旅行疲れを見せないハイテンションな父の姿を見ながら呆れたような溜息をつき、父の後ろにいる智子さんの方を見る。すると、包み込むような優しい笑顔を向けてくれた。長旅で疲れたはずなのに、帰ってきてそんな笑顔を見せてくれるとは思わなかった。

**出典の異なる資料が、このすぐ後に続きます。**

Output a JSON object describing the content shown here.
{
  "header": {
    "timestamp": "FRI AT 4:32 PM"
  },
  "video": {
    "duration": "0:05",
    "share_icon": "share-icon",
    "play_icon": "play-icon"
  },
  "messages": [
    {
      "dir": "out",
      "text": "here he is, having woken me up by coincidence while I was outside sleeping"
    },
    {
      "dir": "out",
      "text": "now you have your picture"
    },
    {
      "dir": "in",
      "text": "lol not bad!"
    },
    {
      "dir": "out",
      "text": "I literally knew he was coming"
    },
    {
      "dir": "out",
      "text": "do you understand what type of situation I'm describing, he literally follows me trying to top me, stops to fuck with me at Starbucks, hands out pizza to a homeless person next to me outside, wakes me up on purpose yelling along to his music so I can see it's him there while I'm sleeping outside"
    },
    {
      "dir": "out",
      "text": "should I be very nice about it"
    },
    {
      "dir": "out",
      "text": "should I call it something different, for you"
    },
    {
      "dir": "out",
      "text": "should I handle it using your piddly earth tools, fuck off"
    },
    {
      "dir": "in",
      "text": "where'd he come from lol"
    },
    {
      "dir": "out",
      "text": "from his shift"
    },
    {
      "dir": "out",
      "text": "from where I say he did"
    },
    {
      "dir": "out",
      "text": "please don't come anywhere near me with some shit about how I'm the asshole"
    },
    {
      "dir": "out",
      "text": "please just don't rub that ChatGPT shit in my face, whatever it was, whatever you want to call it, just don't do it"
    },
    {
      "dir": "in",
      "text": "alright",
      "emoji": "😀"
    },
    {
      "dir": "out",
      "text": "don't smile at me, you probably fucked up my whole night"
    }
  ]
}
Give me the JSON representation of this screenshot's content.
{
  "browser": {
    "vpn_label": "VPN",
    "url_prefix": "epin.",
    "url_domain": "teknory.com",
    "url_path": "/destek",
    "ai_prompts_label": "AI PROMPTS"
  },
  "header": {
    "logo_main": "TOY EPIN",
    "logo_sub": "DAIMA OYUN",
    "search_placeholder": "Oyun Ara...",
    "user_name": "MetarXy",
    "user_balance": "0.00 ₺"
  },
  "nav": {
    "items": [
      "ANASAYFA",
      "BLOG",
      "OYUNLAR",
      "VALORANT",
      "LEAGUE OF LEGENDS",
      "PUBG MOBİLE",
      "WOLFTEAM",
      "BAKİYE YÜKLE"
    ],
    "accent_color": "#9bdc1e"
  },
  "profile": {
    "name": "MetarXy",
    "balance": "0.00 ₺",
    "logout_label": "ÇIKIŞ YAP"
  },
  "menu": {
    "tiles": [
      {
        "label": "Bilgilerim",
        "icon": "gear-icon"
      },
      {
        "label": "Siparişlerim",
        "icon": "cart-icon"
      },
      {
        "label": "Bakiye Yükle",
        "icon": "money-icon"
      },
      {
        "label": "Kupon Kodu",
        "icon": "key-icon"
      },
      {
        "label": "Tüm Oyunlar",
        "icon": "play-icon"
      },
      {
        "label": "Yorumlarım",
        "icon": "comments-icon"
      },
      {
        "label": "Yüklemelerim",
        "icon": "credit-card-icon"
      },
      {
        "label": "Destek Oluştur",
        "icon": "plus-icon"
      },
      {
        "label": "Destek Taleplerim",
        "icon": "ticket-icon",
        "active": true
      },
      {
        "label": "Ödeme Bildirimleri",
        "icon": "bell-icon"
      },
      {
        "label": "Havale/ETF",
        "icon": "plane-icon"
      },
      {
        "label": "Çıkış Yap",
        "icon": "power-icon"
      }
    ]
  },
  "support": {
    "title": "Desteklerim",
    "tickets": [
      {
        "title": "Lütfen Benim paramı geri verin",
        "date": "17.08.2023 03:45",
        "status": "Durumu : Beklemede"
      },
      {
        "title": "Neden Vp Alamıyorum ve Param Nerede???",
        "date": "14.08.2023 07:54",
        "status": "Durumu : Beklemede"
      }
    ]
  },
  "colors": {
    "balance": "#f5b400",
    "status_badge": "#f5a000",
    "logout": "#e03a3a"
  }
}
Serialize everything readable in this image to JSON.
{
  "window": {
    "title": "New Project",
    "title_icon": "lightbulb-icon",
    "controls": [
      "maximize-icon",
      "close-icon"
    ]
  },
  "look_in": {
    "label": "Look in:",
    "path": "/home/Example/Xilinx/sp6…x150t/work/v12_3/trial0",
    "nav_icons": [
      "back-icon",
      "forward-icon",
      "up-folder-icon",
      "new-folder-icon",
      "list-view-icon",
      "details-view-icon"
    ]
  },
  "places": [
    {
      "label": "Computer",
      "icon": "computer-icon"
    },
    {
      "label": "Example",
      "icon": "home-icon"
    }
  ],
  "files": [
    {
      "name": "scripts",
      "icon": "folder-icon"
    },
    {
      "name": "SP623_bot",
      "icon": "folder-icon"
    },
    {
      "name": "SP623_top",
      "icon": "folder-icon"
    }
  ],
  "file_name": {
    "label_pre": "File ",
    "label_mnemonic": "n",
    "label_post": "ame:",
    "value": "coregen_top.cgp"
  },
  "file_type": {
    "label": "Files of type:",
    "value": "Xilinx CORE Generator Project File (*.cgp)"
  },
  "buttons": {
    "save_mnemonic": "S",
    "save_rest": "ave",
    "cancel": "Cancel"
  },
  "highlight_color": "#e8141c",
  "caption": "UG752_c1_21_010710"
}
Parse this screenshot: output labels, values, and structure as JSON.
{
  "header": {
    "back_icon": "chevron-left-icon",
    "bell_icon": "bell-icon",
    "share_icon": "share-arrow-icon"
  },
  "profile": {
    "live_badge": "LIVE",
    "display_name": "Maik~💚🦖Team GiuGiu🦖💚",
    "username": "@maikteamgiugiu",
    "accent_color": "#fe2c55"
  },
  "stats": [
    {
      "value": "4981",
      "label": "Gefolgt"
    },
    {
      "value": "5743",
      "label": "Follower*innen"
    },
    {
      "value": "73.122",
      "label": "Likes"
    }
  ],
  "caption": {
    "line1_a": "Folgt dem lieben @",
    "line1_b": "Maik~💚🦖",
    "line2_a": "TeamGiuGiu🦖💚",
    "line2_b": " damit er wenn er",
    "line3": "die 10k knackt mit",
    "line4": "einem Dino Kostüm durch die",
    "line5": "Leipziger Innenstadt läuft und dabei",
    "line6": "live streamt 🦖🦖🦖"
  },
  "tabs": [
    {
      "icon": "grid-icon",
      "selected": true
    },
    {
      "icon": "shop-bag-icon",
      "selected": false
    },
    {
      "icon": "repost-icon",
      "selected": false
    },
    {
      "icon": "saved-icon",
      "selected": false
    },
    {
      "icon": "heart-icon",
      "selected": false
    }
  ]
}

ずっと行っていなかったが、智子さんはとても美人だ。そして、それを受け継いだ蜜柑ちゃんも可愛い。整った容姿に細身の身体。
艶やかな黒髪は誰よりも日本人らしさを滲み出している。
「お帰りなさい」
そして、俺の横に座ってた蜜柑ちゃんが小動物のように二人の元……正確には智子さんの元へ行った。男性恐怖症である蜜柑ちゃんは男に近づかれることを心底嫌う。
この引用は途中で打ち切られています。